Matrix - The Right Technology
While Chris and Larry evidently have spunk and business smarts, success also hinges on their ability to pick the right technology.
In the beginning, Kraves deployed a 35-year-old monolayer bagger, manufactured by Wright Machinery. Finnson borrowed $5,000 and used his mechanical know-how to rebuild the machine from the ground up.
Finnson says it took him about three months, working around-the-clock, to rebuild the machine and outfit it with digital controls that would enable it to read opaque bags.
While the mono bagger can no longer keep up with the current production demands, Finnson is still holding on to the machine - declaring that it is not for sale at any price.
Should Kraves' Winnipeg operation grow much larger, the machine will probably reside in the factory lobby as a sort of monument to Finnson's and Emery's ingenuity.
Sentimentality aside, Kraves requires state-of-the-art machinery to maintain, and enlarge, its market share. To achieve this, they turned to Matrix Packaging Machinery Inc. of Saukville, Wisconsin. Not unlike Kraves, Matrix is a feisty "new kid on the block." In business since 1988, the company has found a niche providing machinery for the entry-level and small-scale market application - a low-cost alternative to the typical high-volume, and high-cost, form-and-fill machinery.
"In the last five or six years, we've experienced tremendous growth," claims vice-president Chip Simenz. "We've been doing things that other manufacturers don't. We're not a fat company, but we're a healthy one."
The mandate of Matrix Packaging Machinery is to deliver rugged, well-engineered, cost-competitive, easy-to-use packaging systems backed by outstanding customer support. As far as Finnson is concerned, Matrix has talked the talk and walked the walk.
"In terms of ease-of-operation, access to components, cleanup, and speed and weight accuracies, I've seen nothing better on the market."
"It's so simple; yet it's so incredibly sophisticated in a lot of ways."
A notable feature of the Matrix ProSeries form-and-fillers is that all the components are nonproprietary. In other words, if you have a Matrix machine, your're not a slave to Matrix components.
The ProSeries models have springless hoppers, and the leader drives are totally enclosed. As well, the product contact parts can be quickly removed without tools. Add it all up and you have a machine that's easy to clean.
For newcomers to the machines, the ProSeries models are easy to learn. The graphics from the high-resolution display are easy to read, and there are extensive self-diagnostic functions that allow operators to quickly recover from a fault.
Made of stainless steel, the machine has speed capabilities of up to 95 bags per minute, depending on the size of the bag and the product.

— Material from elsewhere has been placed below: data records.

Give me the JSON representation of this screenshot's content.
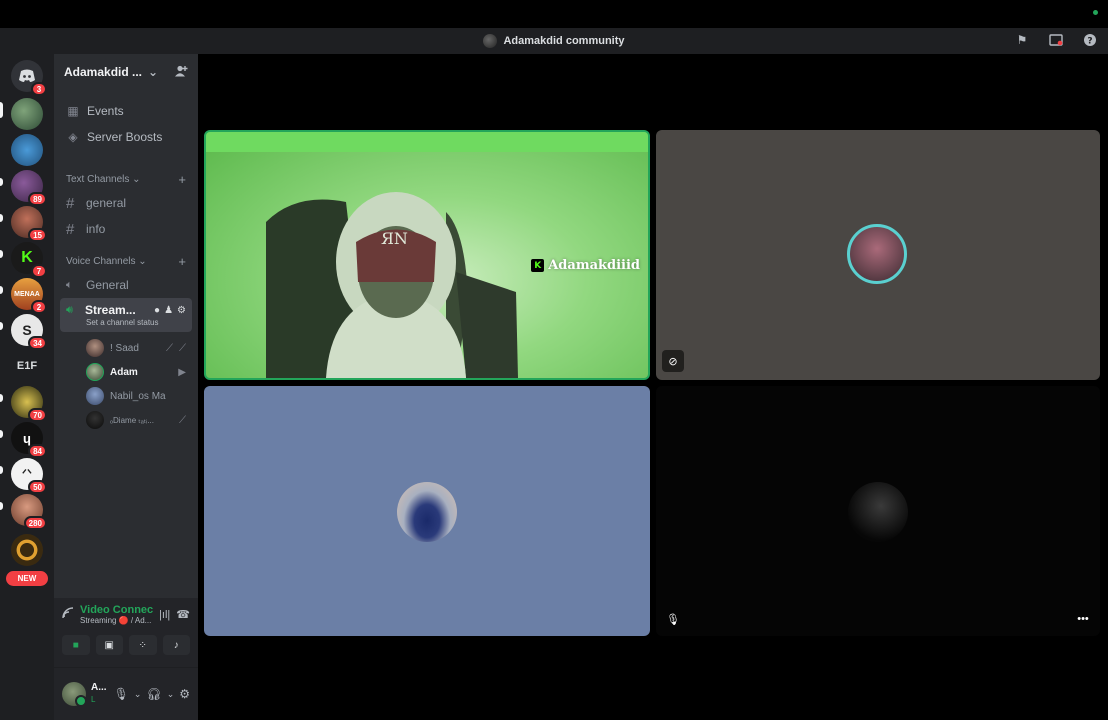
{
  "window": {
    "title": "Adamakdid community"
  },
  "rail": {
    "servers": [
      {
        "name": "discord-home",
        "badge": "3"
      },
      {
        "name": "server-1",
        "badge": ""
      },
      {
        "name": "server-2",
        "badge": ""
      },
      {
        "name": "server-3",
        "badge": "89"
      },
      {
        "name": "server-4",
        "badge": "15"
      },
      {
        "name": "server-5",
        "badge": "7"
      },
      {
        "name": "server-6",
        "badge": "2"
      },
      {
        "name": "server-7",
        "badge": "34"
      },
      {
        "name": "server-e1f",
        "label": "E1F",
        "badge": ""
      },
      {
        "name": "server-8",
        "badge": "70"
      },
      {
        "name": "server-9",
        "badge": "84"
      },
      {
        "name": "server-10",
        "badge": "50"
      },
      {
        "name": "server-11",
        "badge": "280"
      },
      {
        "name": "server-12",
        "badge": ""
      }
    ],
    "new_label": "NEW"
  },
  "sidebar": {
    "server_name": "Adamakdid ...",
    "nav": [
      {
        "label": "Events"
      },
      {
        "label": "Server Boosts"
      }
    ],
    "text_category": "Text Channels",
    "text_channels": [
      "general",
      "info"
    ],
    "voice_category": "Voice Channels",
    "voice_channels": [
      "General"
    ],
    "active_channel": {
      "name": "Stream...",
      "status": "Set a channel status"
    },
    "voice_users": [
      {
        "name": "! Saad"
      },
      {
        "name": "Adam"
      },
      {
        "name": "Nabil_os Ma"
      },
      {
        "name": "ₒDiame ₜₐₜᵢ..."
      }
    ]
  },
  "voice_panel": {
    "title": "Video Connecte",
    "subtitle": "Streaming 🔴 / Ad..."
  },
  "user_panel": {
    "name": "A...",
    "status": "L"
  },
  "stage": {
    "stream_name": "Adamakdiiid",
    "stream_badge": "K"
  },
  "colors": {
    "accent_green": "#23a55a",
    "badge_red": "#f23f43",
    "tile_gray": "#4a4744",
    "tile_blue": "#6b7fa6"
  }
}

"If you're doing high volumes of two or three products, you may want to go with something else," says Simenz. "The ProSeries is a good machine for a co-packer who's doing a lot of differnt bags and products."
At Kraves, the ProSeries model is augmented by a dependable Yamato scale.
Matrix is a young ambitious company; a point that was not lost on Finnson. "Here's a small, young company in the vertical form-and-fill machinery end of it, and we're a small, young candy manufacturer. The dynamics were there."
As Kraves grows, change is inevitable. Yet, there are things that stay the same. For example, Finnson and Emery remain hands-on when it comes to developing new products, despite their executive status in the burgeoning company.
Their latest offering is Cookies and Clods, a combination clodhopper-and-choclate cookie bit Kraves is launching for Air Canada.
"In my opinion, it's one of our more exciting products," says Finnson. "I would say it's probably our best.
"That's the key. We just keep getting better."